Additionally, it is alleged that there was a minimum of 2,000 cc’s of green fluid removed from the Plaintiffs’ Decedent by nasogastric tube at approximately the time he was transferred from the emergency room to the Defendant Hospital-B’s surgical floor, under the care of the Defendant Physician “C”. The Decedent’s abdomen was distended with increased pain on palpation. By this time, the Decedent’s white blood cell count was 8,000 with the first bands being recorded at 24%. Additionally, it is alleged that during the course of the day, the Decedent’s white blood count had moved from 8,000 to 1,900 and back to 3,600. It is asserted that this is clear and compelling evidence that the Decedent was developing an extremely serious process known as “cold sepsis.” It is asserted that this process demands surgical exploration on an emergency basis. However, it is asserted that the Defendant Physician “C” continued his negligence by failing to made the diagnosis, by failing to recognize the surgical abdomen, by failing to perform a CAT scan, and by failing to immediately intervene with abdominal surgery.

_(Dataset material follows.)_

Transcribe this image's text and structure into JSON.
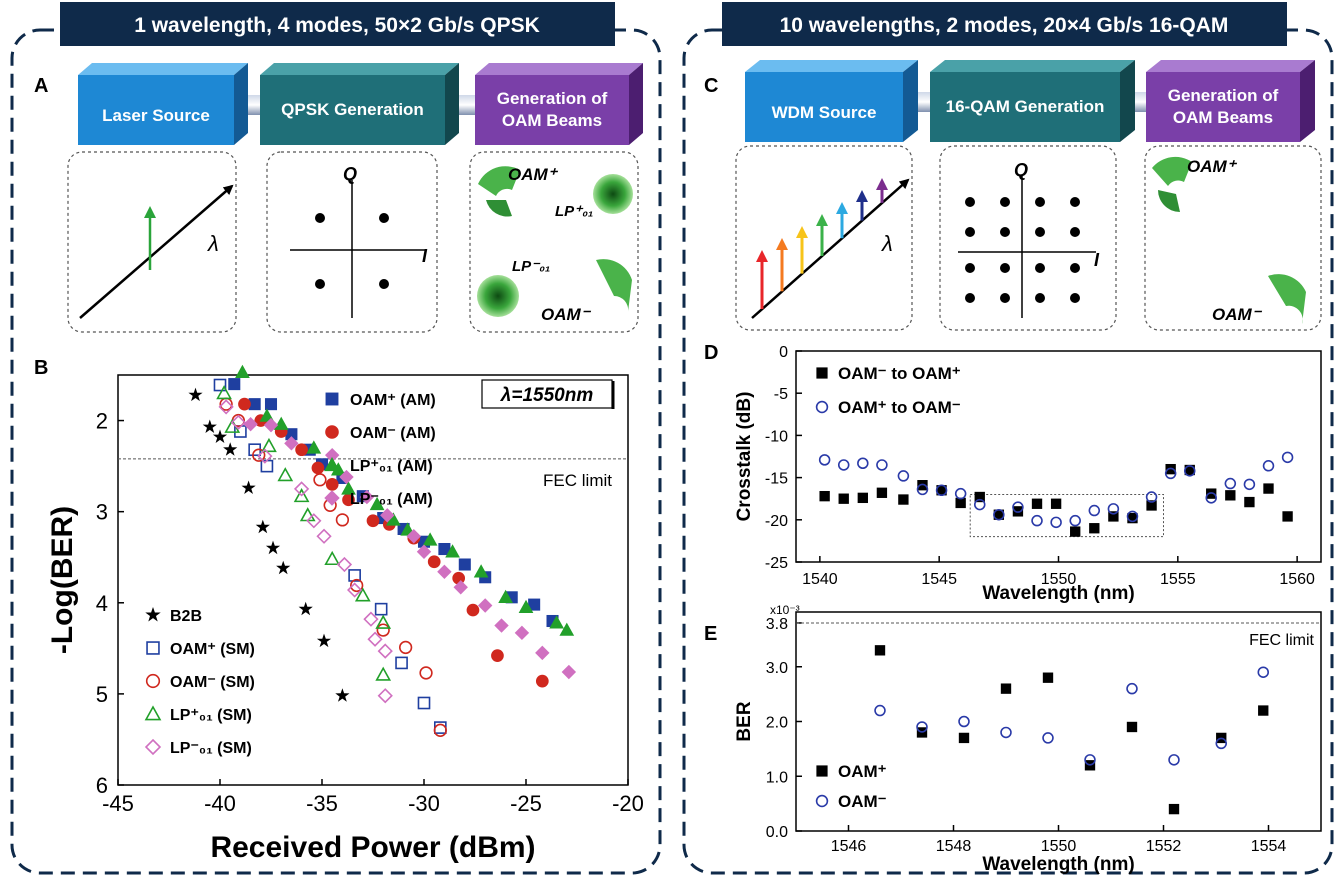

During the course of the night, the Decedent’s laboratory values continued to demonstrate an ongoing surgical abdomen which was simply being ignored. For example, his temperature at midnight was 100%, but had plunged to 96% by 4:00 p.m. — also indicative of cold sepsis. In fact, the Decedent was complaining of severe abdominal pain even in the face of previously administered Morphine and subsequently administered Demerol (also a Class-A narcotic). By the time these Defendants even ordered regular x-rays, the Plaintiffs’ Decedent was unable to stand. By 3:45 p.m., a swan ganz catheter had been inserted and a nasogastric tube was draining “coffee ground material.” At 5:00 p.m., the abdomen was again noted to be taught and distended with no detectable bowel sounds — yet there was no surgical intervention due to ongoing negligence.

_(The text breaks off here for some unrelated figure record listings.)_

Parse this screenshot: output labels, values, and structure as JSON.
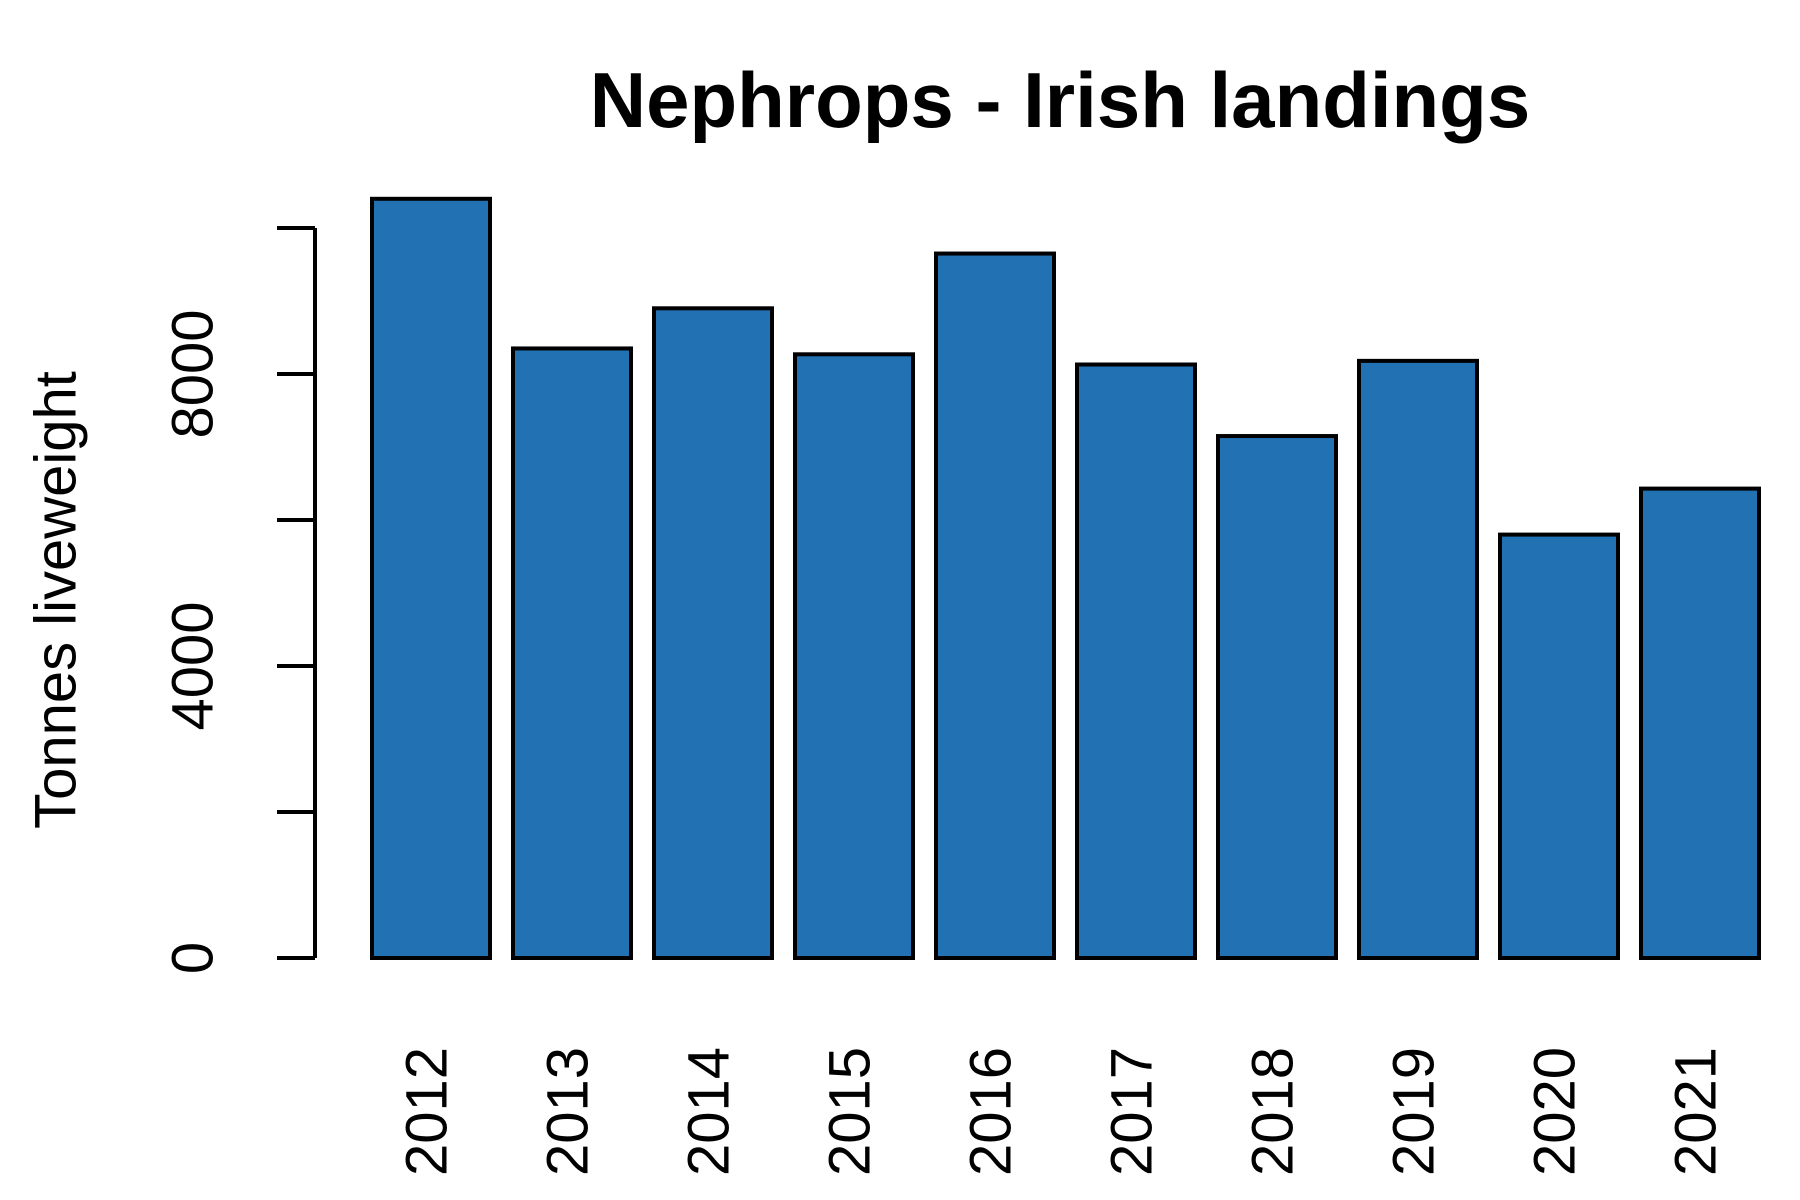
{
  "chart_data": {
    "type": "bar",
    "title": "Nephrops - Irish landings",
    "xlabel": "",
    "ylabel": "Tonnes liveweight",
    "categories": [
      "2012",
      "2013",
      "2014",
      "2015",
      "2016",
      "2017",
      "2018",
      "2019",
      "2020",
      "2021"
    ],
    "values": [
      10400,
      8350,
      8900,
      8270,
      9650,
      8130,
      7150,
      8180,
      5800,
      6430
    ],
    "ylim": [
      0,
      10000
    ],
    "yticks": [
      0,
      2000,
      4000,
      6000,
      8000,
      10000
    ],
    "ytick_labels": [
      "0",
      "",
      "4000",
      "",
      "8000",
      ""
    ],
    "bar_color": "#2271b3",
    "grid": false,
    "legend": "none"
  }
}
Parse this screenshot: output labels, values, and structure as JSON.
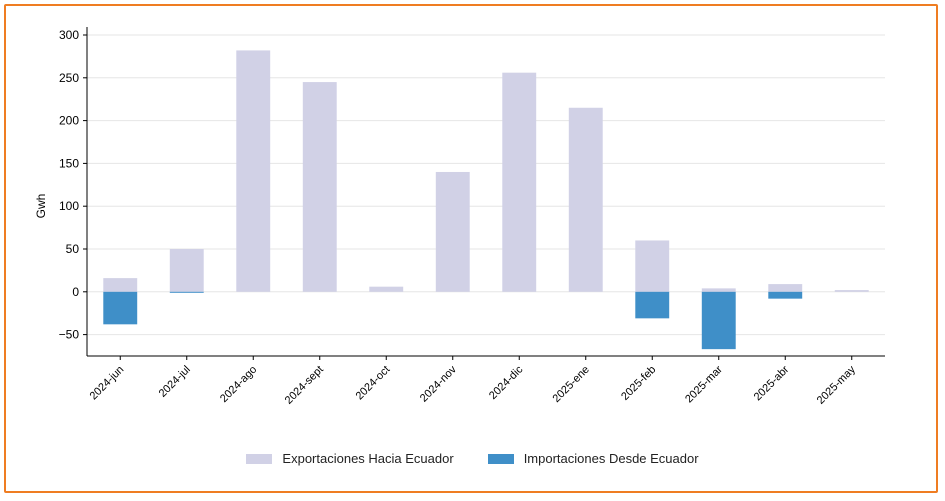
{
  "chart_data": {
    "type": "bar",
    "stacked": true,
    "ylabel": "Gwh",
    "xlabel": "",
    "ylim": [
      -75,
      300
    ],
    "yticks": [
      -50,
      0,
      50,
      100,
      150,
      200,
      250,
      300
    ],
    "ytick_labels": [
      "−50",
      "0",
      "50",
      "100",
      "150",
      "200",
      "250",
      "300"
    ],
    "grid": "horizontal",
    "legend_position": "bottom-center",
    "categories": [
      "2024-jun",
      "2024-jul",
      "2024-ago",
      "2024-sept",
      "2024-oct",
      "2024-nov",
      "2024-dic",
      "2025-ene",
      "2025-feb",
      "2025-mar",
      "2025-abr",
      "2025-may"
    ],
    "series": [
      {
        "name": "Exportaciones Hacia Ecuador",
        "color": "#d1d1e6",
        "values": [
          16,
          50,
          282,
          245,
          6,
          140,
          256,
          215,
          60,
          4,
          9,
          2
        ]
      },
      {
        "name": "Importaciones Desde Ecuador",
        "color": "#3f8fc8",
        "values": [
          -38,
          -1,
          0,
          0,
          0,
          0,
          0,
          0,
          -31,
          -67,
          -8,
          0
        ]
      }
    ]
  }
}
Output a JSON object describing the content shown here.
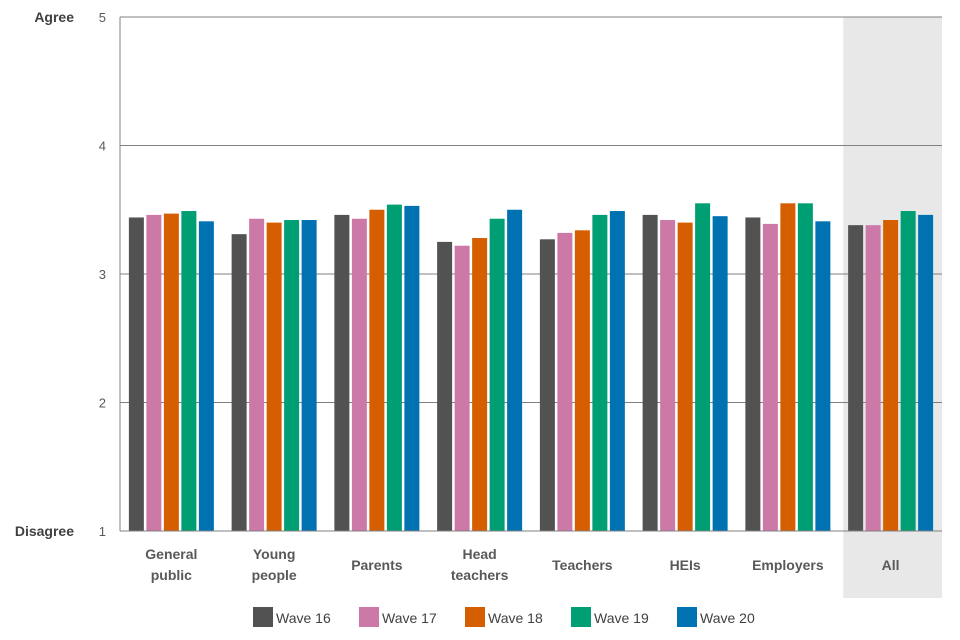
{
  "chart_data": {
    "type": "bar",
    "title": "",
    "xlabel": "",
    "ylabel": "",
    "ylim": [
      1,
      5
    ],
    "yticks": [
      1,
      2,
      3,
      4,
      5
    ],
    "y_end_labels": {
      "bottom": "Disagree",
      "top": "Agree"
    },
    "categories": [
      [
        "General",
        "public"
      ],
      [
        "Young",
        "people"
      ],
      [
        "Parents"
      ],
      [
        "Head",
        "teachers"
      ],
      [
        "Teachers"
      ],
      [
        "HEIs"
      ],
      [
        "Employers"
      ],
      [
        "All"
      ]
    ],
    "highlighted_category": "All",
    "highlight_color": "#e8e8e8",
    "grid": true,
    "legend_position": "bottom",
    "series": [
      {
        "name": "Wave 16",
        "color": "#525252",
        "values": [
          3.44,
          3.31,
          3.46,
          3.25,
          3.27,
          3.46,
          3.44,
          3.38
        ]
      },
      {
        "name": "Wave 17",
        "color": "#cc79a7",
        "values": [
          3.46,
          3.43,
          3.43,
          3.22,
          3.32,
          3.42,
          3.39,
          3.38
        ]
      },
      {
        "name": "Wave 18",
        "color": "#d55e00",
        "values": [
          3.47,
          3.4,
          3.5,
          3.28,
          3.34,
          3.4,
          3.55,
          3.42
        ]
      },
      {
        "name": "Wave 19",
        "color": "#009e73",
        "values": [
          3.49,
          3.42,
          3.54,
          3.43,
          3.46,
          3.55,
          3.55,
          3.49
        ]
      },
      {
        "name": "Wave 20",
        "color": "#0072b2",
        "values": [
          3.41,
          3.42,
          3.53,
          3.5,
          3.49,
          3.45,
          3.41,
          3.46
        ]
      }
    ]
  }
}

Subsequently, the Plaintiffs’ Decedent was moved to the post-anesthesia care unit. However, he was not seen by an anesthesiologist until 6:00 p.m. At that time, the anesthesiologist noted that the Decedent continued with pain and was having difficulty in breathing. It is asserted that the anesthesiologist understood that the Plaintiffs’ Decedent was in extremis – beyond a critical life threatening condition. Shortly thereafter, a blood pressure was not obtainable, the patient was began to lose consciousness, and ultimately went into full cardiac arrest at approximately 6:15 p.m. Notwithstanding resuscitative efforts, the Plaintiffs’ Decedent died and was ultimately pronounced dead at 6:45 p.m.

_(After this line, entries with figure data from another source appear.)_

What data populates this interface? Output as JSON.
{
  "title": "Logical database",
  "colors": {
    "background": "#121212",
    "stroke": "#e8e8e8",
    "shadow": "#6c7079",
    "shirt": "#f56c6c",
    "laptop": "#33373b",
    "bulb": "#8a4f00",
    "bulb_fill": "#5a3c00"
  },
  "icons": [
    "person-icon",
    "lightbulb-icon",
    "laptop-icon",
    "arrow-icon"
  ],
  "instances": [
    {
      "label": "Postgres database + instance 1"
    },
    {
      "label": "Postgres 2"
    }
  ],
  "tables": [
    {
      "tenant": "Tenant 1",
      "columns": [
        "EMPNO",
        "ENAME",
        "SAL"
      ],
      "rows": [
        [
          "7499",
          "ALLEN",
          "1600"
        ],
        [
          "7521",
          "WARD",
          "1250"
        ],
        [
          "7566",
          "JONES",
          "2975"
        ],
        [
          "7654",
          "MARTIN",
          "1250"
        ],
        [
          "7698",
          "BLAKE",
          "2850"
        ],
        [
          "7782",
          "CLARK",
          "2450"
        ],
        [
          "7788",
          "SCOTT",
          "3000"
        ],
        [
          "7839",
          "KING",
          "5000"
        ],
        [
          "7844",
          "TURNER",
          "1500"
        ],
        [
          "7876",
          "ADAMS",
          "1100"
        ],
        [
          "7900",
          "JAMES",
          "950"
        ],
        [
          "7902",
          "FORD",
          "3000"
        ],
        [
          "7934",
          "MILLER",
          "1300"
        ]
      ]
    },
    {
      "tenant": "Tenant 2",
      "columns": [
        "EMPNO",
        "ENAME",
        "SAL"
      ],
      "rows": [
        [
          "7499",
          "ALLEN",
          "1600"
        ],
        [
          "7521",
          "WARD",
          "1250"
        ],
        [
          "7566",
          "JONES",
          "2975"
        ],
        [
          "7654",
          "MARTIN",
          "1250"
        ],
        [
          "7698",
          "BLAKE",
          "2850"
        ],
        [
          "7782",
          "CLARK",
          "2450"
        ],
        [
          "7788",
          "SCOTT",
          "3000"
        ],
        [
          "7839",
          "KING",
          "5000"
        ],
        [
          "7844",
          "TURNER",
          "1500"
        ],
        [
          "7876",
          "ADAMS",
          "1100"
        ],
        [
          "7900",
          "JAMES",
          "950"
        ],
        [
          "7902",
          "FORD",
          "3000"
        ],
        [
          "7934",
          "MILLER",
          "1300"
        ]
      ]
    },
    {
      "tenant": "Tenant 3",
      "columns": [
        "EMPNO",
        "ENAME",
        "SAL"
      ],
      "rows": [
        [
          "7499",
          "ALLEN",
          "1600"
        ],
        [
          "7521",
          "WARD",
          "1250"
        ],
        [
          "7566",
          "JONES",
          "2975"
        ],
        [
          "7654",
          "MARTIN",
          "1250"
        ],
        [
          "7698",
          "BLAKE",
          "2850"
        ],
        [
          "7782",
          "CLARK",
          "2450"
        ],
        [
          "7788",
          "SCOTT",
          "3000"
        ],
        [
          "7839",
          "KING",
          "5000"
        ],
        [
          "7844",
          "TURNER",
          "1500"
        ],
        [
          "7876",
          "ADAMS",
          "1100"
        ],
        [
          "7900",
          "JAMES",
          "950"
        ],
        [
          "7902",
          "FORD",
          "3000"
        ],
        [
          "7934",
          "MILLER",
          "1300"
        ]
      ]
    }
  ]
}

It is asserted that the Plaintiffs’ Decedent suffered with nothing other than an appendicitis which was ignored by these Defendants’ for such a significant period of time that it proved fatal. All that was required in the care and treatment of the Plaintiffs’ Decedent was a CAT scan at the Defendant Hospital and/or the Defendant Hospital-B and/or any other appropriate tests to determine the fact that he was indeed suffering with a classic appendicitis which was grossly misdiagnosed. It is further asserted that had an exploratory laparotomy or surgical intervention been provided for the appendicitis, the Plaintiffs’ Decedent would have made an uneventful recovery.